Have a real day…
This is not a pretty story. I woke up crabby and rapidly slid downhill into grumpy. There wasn’t a good reason — or even a bad one. I was just suddenly a short, blondish, Cruella DeVille.
I harrumphed at my children, ignored the cat, snarled at my laptop and grinched my way through checking email. Couldn’t shower right away because my daughter wanted to. Grumble … grumble … grumble.
Realized I was thirsty and my body wanted lemon water. Cold. Sour. Cloudy. Yeah. Just the fuel this morning needed.
Roamed onto Facebook where everyone seemed to be having the most enlightened, beautiful, dream-come-true kind of day they’d ever had. Humbug! Several of them wanted to know how I was….really.
I didn’t answer, because I truly like these people, and most of Cruellas’s responses were unprintable….really. I took a shower instead. Crabs like water, right?
Couldn’t stop thinking about the “How are you? Really.” question, though.
Really, I was not so good. Stretched very thin. Carrying too much. Not asking for help. I wasn’t listening to my heart. I missed the deep connection to myself and the earth and oneness I’d felt during a recent retreat. And, on top of all that, I was standing in my shower hoping that being wet would stop the Cruella crab. Which it wasn’t.

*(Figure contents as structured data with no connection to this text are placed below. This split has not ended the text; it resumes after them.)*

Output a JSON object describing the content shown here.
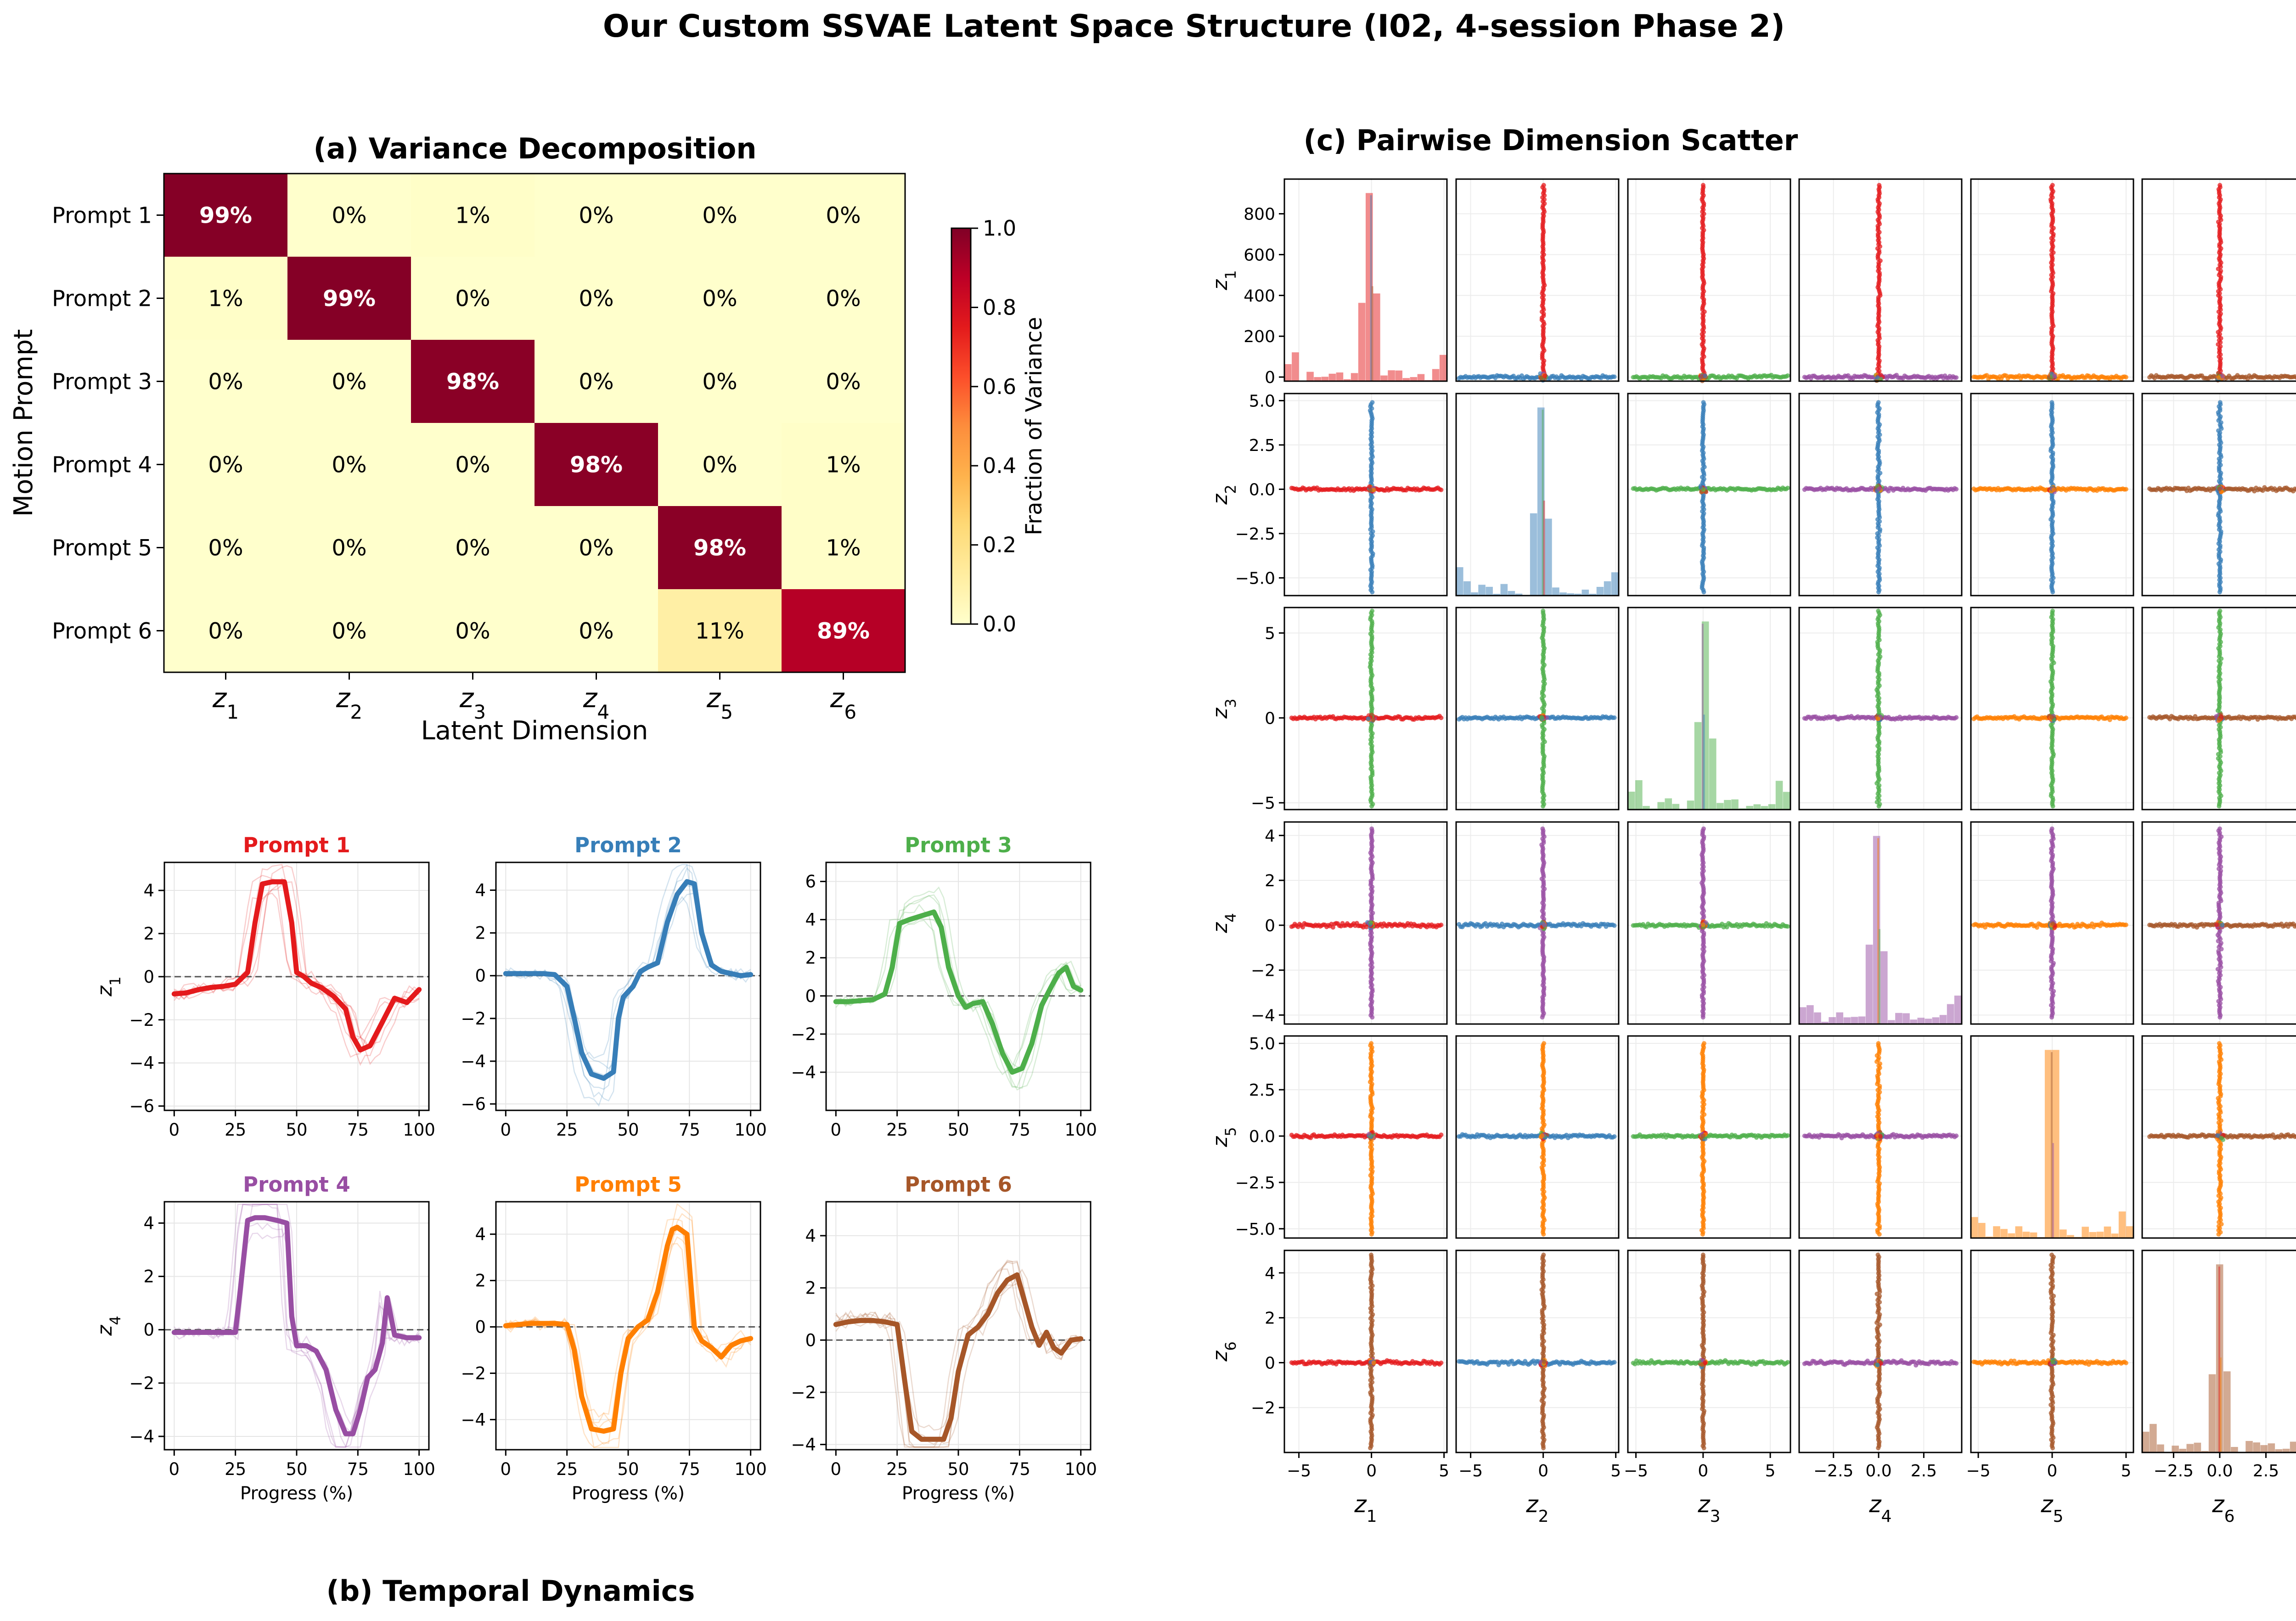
{
  "figure": {
    "title": "Our Custom SSVAE Latent Space Structure (I02, 4-session Phase 2)",
    "colors": [
      "#e41a1c",
      "#377eb8",
      "#4daf4a",
      "#984ea3",
      "#ff7f00",
      "#a65628"
    ]
  },
  "chart_data": [
    {
      "type": "heatmap",
      "title": "(a) Variance Decomposition",
      "xlabel": "Latent Dimension",
      "ylabel": "Motion Prompt",
      "row_labels": [
        "Prompt 1",
        "Prompt 2",
        "Prompt 3",
        "Prompt 4",
        "Prompt 5",
        "Prompt 6"
      ],
      "col_labels": [
        "z1",
        "z2",
        "z3",
        "z4",
        "z5",
        "z6"
      ],
      "values": [
        [
          0.99,
          0.0,
          0.01,
          0.0,
          0.0,
          0.0
        ],
        [
          0.01,
          0.99,
          0.0,
          0.0,
          0.0,
          0.0
        ],
        [
          0.0,
          0.0,
          0.98,
          0.0,
          0.0,
          0.0
        ],
        [
          0.0,
          0.0,
          0.0,
          0.98,
          0.0,
          0.01
        ],
        [
          0.0,
          0.0,
          0.0,
          0.0,
          0.98,
          0.01
        ],
        [
          0.0,
          0.0,
          0.0,
          0.0,
          0.11,
          0.89
        ]
      ],
      "cell_labels": [
        [
          "99%",
          "0%",
          "1%",
          "0%",
          "0%",
          "0%"
        ],
        [
          "1%",
          "99%",
          "0%",
          "0%",
          "0%",
          "0%"
        ],
        [
          "0%",
          "0%",
          "98%",
          "0%",
          "0%",
          "0%"
        ],
        [
          "0%",
          "0%",
          "0%",
          "98%",
          "0%",
          "1%"
        ],
        [
          "0%",
          "0%",
          "0%",
          "0%",
          "98%",
          "1%"
        ],
        [
          "0%",
          "0%",
          "0%",
          "0%",
          "11%",
          "89%"
        ]
      ],
      "colorbar": {
        "label": "Fraction of Variance",
        "range": [
          0,
          1
        ],
        "ticks": [
          "0.0",
          "0.2",
          "0.4",
          "0.6",
          "0.8",
          "1.0"
        ],
        "colormap": "YlOrRd"
      }
    },
    {
      "type": "line",
      "title": "(b) Temporal Dynamics",
      "xlabel": "Progress (%)",
      "panels": [
        {
          "name": "Prompt 1",
          "ylabel": "z1",
          "color": "#e41a1c",
          "ylim": [
            -6.2,
            5.3
          ],
          "yticks": [
            "4",
            "2",
            "0",
            "−2",
            "−4",
            "−6"
          ],
          "yticks_values": [
            4,
            2,
            0,
            -2,
            -4,
            -6
          ],
          "xticks": [
            "0",
            "25",
            "50",
            "75",
            "100"
          ],
          "mean": {
            "x": [
              0,
              5,
              10,
              15,
              20,
              25,
              30,
              33,
              36,
              40,
              45,
              48,
              50,
              53,
              56,
              60,
              65,
              70,
              73,
              76,
              80,
              85,
              90,
              95,
              100
            ],
            "y": [
              -0.8,
              -0.75,
              -0.6,
              -0.5,
              -0.45,
              -0.35,
              0.2,
              2.5,
              4.3,
              4.4,
              4.4,
              2.5,
              0.2,
              0.0,
              -0.3,
              -0.5,
              -0.9,
              -1.5,
              -2.8,
              -3.4,
              -3.2,
              -2.1,
              -1.0,
              -1.2,
              -0.6
            ]
          }
        },
        {
          "name": "Prompt 2",
          "ylabel": "",
          "color": "#377eb8",
          "ylim": [
            -6.3,
            5.3
          ],
          "yticks": [
            "4",
            "2",
            "0",
            "−2",
            "−4",
            "−6"
          ],
          "yticks_values": [
            4,
            2,
            0,
            -2,
            -4,
            -6
          ],
          "xticks": [
            "0",
            "25",
            "50",
            "75",
            "100"
          ],
          "mean": {
            "x": [
              0,
              5,
              10,
              15,
              20,
              25,
              28,
              31,
              35,
              40,
              44,
              46,
              48,
              52,
              55,
              58,
              62,
              66,
              70,
              74,
              77,
              80,
              84,
              88,
              92,
              96,
              100
            ],
            "y": [
              0.1,
              0.1,
              0.1,
              0.1,
              0.05,
              -0.5,
              -2.0,
              -3.6,
              -4.6,
              -4.8,
              -4.5,
              -2.0,
              -1.0,
              -0.5,
              0.2,
              0.4,
              0.6,
              2.5,
              3.8,
              4.4,
              4.3,
              2.0,
              0.5,
              0.2,
              0.1,
              0.0,
              0.05
            ]
          }
        },
        {
          "name": "Prompt 3",
          "ylabel": "",
          "color": "#4daf4a",
          "ylim": [
            -6.0,
            7.0
          ],
          "yticks": [
            "6",
            "4",
            "2",
            "0",
            "−2",
            "−4"
          ],
          "yticks_values": [
            6,
            4,
            2,
            0,
            -2,
            -4
          ],
          "xticks": [
            "0",
            "25",
            "50",
            "75",
            "100"
          ],
          "mean": {
            "x": [
              0,
              5,
              10,
              15,
              20,
              23,
              26,
              30,
              35,
              40,
              43,
              46,
              50,
              53,
              56,
              60,
              64,
              68,
              72,
              76,
              80,
              84,
              88,
              91,
              94,
              97,
              100
            ],
            "y": [
              -0.3,
              -0.3,
              -0.25,
              -0.2,
              0.1,
              1.5,
              3.8,
              4.0,
              4.2,
              4.4,
              3.6,
              1.5,
              0.0,
              -0.6,
              -0.4,
              -0.3,
              -1.5,
              -3.0,
              -4.0,
              -3.8,
              -2.5,
              -0.5,
              0.5,
              1.2,
              1.5,
              0.5,
              0.3
            ]
          }
        },
        {
          "name": "Prompt 4",
          "ylabel": "z4",
          "color": "#984ea3",
          "ylim": [
            -4.5,
            4.8
          ],
          "yticks": [
            "4",
            "2",
            "0",
            "−2",
            "−4"
          ],
          "yticks_values": [
            4,
            2,
            0,
            -2,
            -4
          ],
          "xticks": [
            "0",
            "25",
            "50",
            "75",
            "100"
          ],
          "mean": {
            "x": [
              0,
              5,
              10,
              15,
              20,
              25,
              27,
              30,
              33,
              37,
              42,
              46,
              48,
              50,
              54,
              58,
              62,
              66,
              70,
              73,
              76,
              79,
              82,
              85,
              87,
              90,
              95,
              100
            ],
            "y": [
              -0.1,
              -0.1,
              -0.1,
              -0.1,
              -0.1,
              -0.1,
              1.5,
              4.1,
              4.2,
              4.2,
              4.1,
              4.0,
              0.5,
              -0.6,
              -0.6,
              -0.8,
              -1.5,
              -3.0,
              -3.9,
              -3.9,
              -3.0,
              -1.8,
              -1.5,
              -0.5,
              1.2,
              -0.2,
              -0.3,
              -0.3
            ]
          }
        },
        {
          "name": "Prompt 5",
          "ylabel": "",
          "color": "#ff7f00",
          "ylim": [
            -5.3,
            5.4
          ],
          "yticks": [
            "4",
            "2",
            "0",
            "−2",
            "−4"
          ],
          "yticks_values": [
            4,
            2,
            0,
            -2,
            -4
          ],
          "xticks": [
            "0",
            "25",
            "50",
            "75",
            "100"
          ],
          "mean": {
            "x": [
              0,
              5,
              10,
              15,
              20,
              25,
              28,
              31,
              35,
              40,
              44,
              47,
              50,
              54,
              58,
              62,
              66,
              68,
              70,
              74,
              77,
              80,
              84,
              88,
              92,
              96,
              100
            ],
            "y": [
              0.05,
              0.1,
              0.15,
              0.15,
              0.15,
              0.1,
              -1.0,
              -3.0,
              -4.4,
              -4.5,
              -4.4,
              -2.0,
              -0.5,
              0.0,
              0.3,
              1.5,
              3.5,
              4.2,
              4.3,
              4.0,
              0.0,
              -0.6,
              -0.9,
              -1.3,
              -0.8,
              -0.6,
              -0.5
            ]
          }
        },
        {
          "name": "Prompt 6",
          "ylabel": "",
          "color": "#a65628",
          "ylim": [
            -4.2,
            5.3
          ],
          "yticks": [
            "4",
            "2",
            "0",
            "−2",
            "−4"
          ],
          "yticks_values": [
            4,
            2,
            0,
            -2,
            -4
          ],
          "xticks": [
            "0",
            "25",
            "50",
            "75",
            "100"
          ],
          "mean": {
            "x": [
              0,
              5,
              10,
              15,
              20,
              25,
              28,
              31,
              35,
              40,
              44,
              47,
              50,
              54,
              58,
              62,
              66,
              70,
              74,
              77,
              80,
              83,
              86,
              89,
              92,
              96,
              100
            ],
            "y": [
              0.6,
              0.7,
              0.75,
              0.75,
              0.7,
              0.6,
              -1.5,
              -3.5,
              -3.8,
              -3.8,
              -3.8,
              -3.0,
              -1.2,
              0.2,
              0.5,
              1.0,
              1.8,
              2.3,
              2.5,
              1.5,
              0.5,
              -0.2,
              0.3,
              -0.3,
              -0.5,
              0.0,
              0.05
            ]
          }
        }
      ]
    },
    {
      "type": "scatter",
      "title": "(c) Pairwise Dimension Scatter",
      "dims": [
        "z1",
        "z2",
        "z3",
        "z4",
        "z5",
        "z6"
      ],
      "row_ranges": [
        [
          -20,
          970
        ],
        [
          -6.0,
          5.4
        ],
        [
          -5.4,
          6.5
        ],
        [
          -4.4,
          4.6
        ],
        [
          -5.5,
          5.4
        ],
        [
          -4.0,
          5.0
        ]
      ],
      "col_ranges": [
        [
          -6.0,
          5.2
        ],
        [
          -6.0,
          5.2
        ],
        [
          -5.6,
          6.5
        ],
        [
          -4.4,
          4.6
        ],
        [
          -5.5,
          5.5
        ],
        [
          -4.2,
          4.6
        ]
      ],
      "row_yticks": [
        {
          "labels": [
            "0",
            "200",
            "400",
            "600",
            "800"
          ],
          "values": [
            0,
            200,
            400,
            600,
            800
          ]
        },
        {
          "labels": [
            "−5.0",
            "−2.5",
            "0.0",
            "2.5",
            "5.0"
          ],
          "values": [
            -5,
            -2.5,
            0,
            2.5,
            5
          ]
        },
        {
          "labels": [
            "−5",
            "0",
            "5"
          ],
          "values": [
            -5,
            0,
            5
          ]
        },
        {
          "labels": [
            "−4",
            "−2",
            "0",
            "2",
            "4"
          ],
          "values": [
            -4,
            -2,
            0,
            2,
            4
          ]
        },
        {
          "labels": [
            "−5.0",
            "−2.5",
            "0.0",
            "2.5",
            "5.0"
          ],
          "values": [
            -5,
            -2.5,
            0,
            2.5,
            5
          ]
        },
        {
          "labels": [
            "−2",
            "0",
            "2",
            "4"
          ],
          "values": [
            -2,
            0,
            2,
            4
          ]
        }
      ],
      "col_xticks": [
        {
          "labels": [
            "−5",
            "0",
            "5"
          ],
          "values": [
            -5,
            0,
            5
          ]
        },
        {
          "labels": [
            "−5",
            "0",
            "5"
          ],
          "values": [
            -5,
            0,
            5
          ]
        },
        {
          "labels": [
            "−5",
            "0",
            "5"
          ],
          "values": [
            -5,
            0,
            5
          ]
        },
        {
          "labels": [
            "−2.5",
            "0.0",
            "2.5"
          ],
          "values": [
            -2.5,
            0,
            2.5
          ]
        },
        {
          "labels": [
            "−5",
            "0",
            "5"
          ],
          "values": [
            -5,
            0,
            5
          ]
        },
        {
          "labels": [
            "−2.5",
            "0.0",
            "2.5"
          ],
          "values": [
            -2.5,
            0,
            2.5
          ]
        }
      ]
    }
  ]
}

So here’s the part where I’m supposed to tell you I got out of the shower into a lovely insightful meditation, made myself a green smoothie, called three friends for help, and began having the most enlightened, beautiful, dream-come-true kind of day ever. Happy ending accomplished.
I didn’t.
I got out of the shower into the same pile of demands and responsibilities I’d dropped on the floor with my jammies. I grabbed a bagel (my daughter had eaten the peach I wanted) and took many deep breaths. I drove my kids to the trailhead for their hike.
On the way home from dropping the kids off I screeched to a stop to stare drop-jawed at a whole flock of wild turkeys (awww….little ones!) I slalomed down the road avoiding a fleet of butterflies. Yes, I brake for butterflies.
Now I’m writing this for you. Because crabby days happen. Just a part of the rhythm of life. Especially when we stop listening to our hearts and try to handle everything all by ourselves. So (shrug) we’re human.
Then wild turkey poults happen.
And butterflies.
You get to write a blog post for a really amazing community.
Cruella stalks out of your day because she hates being wet.
The same tidal flow of life that brought the grumpy day pulls it away. Realistic doing OK ending happens.